Release date: May 22nd 2006
Target (Denmark)
Progressive Metal

Rating: 90/100
Reviewed by: Gregory Whalen
Date: May 10th 2006

Around the time of 2000’s “Mardraum” Enslaved made the brave decision to sever the ties to the black metal scene they’d always reluctantly been alligned with and venture into uncharted waters. It wasn’t always a tranquil voyage, and the band had to weather the departures of guitarist Roy Kronheim, after 2001’s “Monumension”, and drummer Dirge Rep, who defected to the decidely more orthodox Gorgoroth following the band’s final album for Osmose “Below the Lights”. However, masterminds Grutle Kjellson and Ivar Bjørnson soon regrouped and in 2004 delivered the Grammy-winning “Isa”, an album that felt like the completion of the journey they had begun four years earlier.  

Now, barely eighteen months later, the Norwegians have returned with “RUUN”. It’s an impressive work-rate, which puts many of their contemporaries to shame, and yet nothing here feels rushed or incomplete.

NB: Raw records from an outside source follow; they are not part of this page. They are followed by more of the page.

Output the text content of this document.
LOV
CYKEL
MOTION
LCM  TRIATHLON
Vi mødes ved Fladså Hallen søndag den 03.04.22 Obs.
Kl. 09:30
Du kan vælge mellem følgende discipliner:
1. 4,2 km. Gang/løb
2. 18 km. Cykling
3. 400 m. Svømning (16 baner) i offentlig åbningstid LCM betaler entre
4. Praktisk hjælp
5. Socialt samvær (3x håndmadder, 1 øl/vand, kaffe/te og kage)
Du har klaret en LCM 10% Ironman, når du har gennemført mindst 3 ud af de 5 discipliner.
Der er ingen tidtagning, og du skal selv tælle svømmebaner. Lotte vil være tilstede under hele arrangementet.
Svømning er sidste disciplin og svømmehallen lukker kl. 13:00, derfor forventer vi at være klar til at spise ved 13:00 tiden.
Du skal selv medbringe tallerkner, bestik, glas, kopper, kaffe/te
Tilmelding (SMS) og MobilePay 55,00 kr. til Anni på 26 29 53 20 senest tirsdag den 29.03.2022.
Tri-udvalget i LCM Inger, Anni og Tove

On the contrary, this is the sound of a band that is supremely confident in its abilities. The new line-up, which is completed by lead guitarist Arve Isdal, drummer Cato Bekkevold and keyboardist Herbrand Larsen, has grown together well. Isdal in particular shines, his solos adding colour to Bjørnson’s confident rhythm work, while Larsen’s vintage melotron has had the same invigorating effect on the Enslaved sound as Per Wiberg’s work on the last Opeth album.  

Superficially, you could almost compare the two bands. Opeth is more obviously indebted to ‘70s prog-rock than Enslaved, though there are several nods to King Crimson on tracks like “Entroper” or the creepy “Tides of Chaos”. But the songwriting here is much more concise, and at eight songs and 45 minutes the album doesn’t outstay its welcome. “RUUN” is thirteen years and a million miles away from the youthful exuberance of the “Hordane’s Land” mini-LP, but for all its progressive grandeur there are still moments when the space rockin’ atmospherics are jettisoned in favour of a righteous Viking metal gallop (“Fusion of Sense and Earth”).  

This is less of a quantum leap than “Isa” was, but it’s just as good. It’s amazing to see a band this talented truly hitting their creative stride on their ninth album. Long may their journey continue!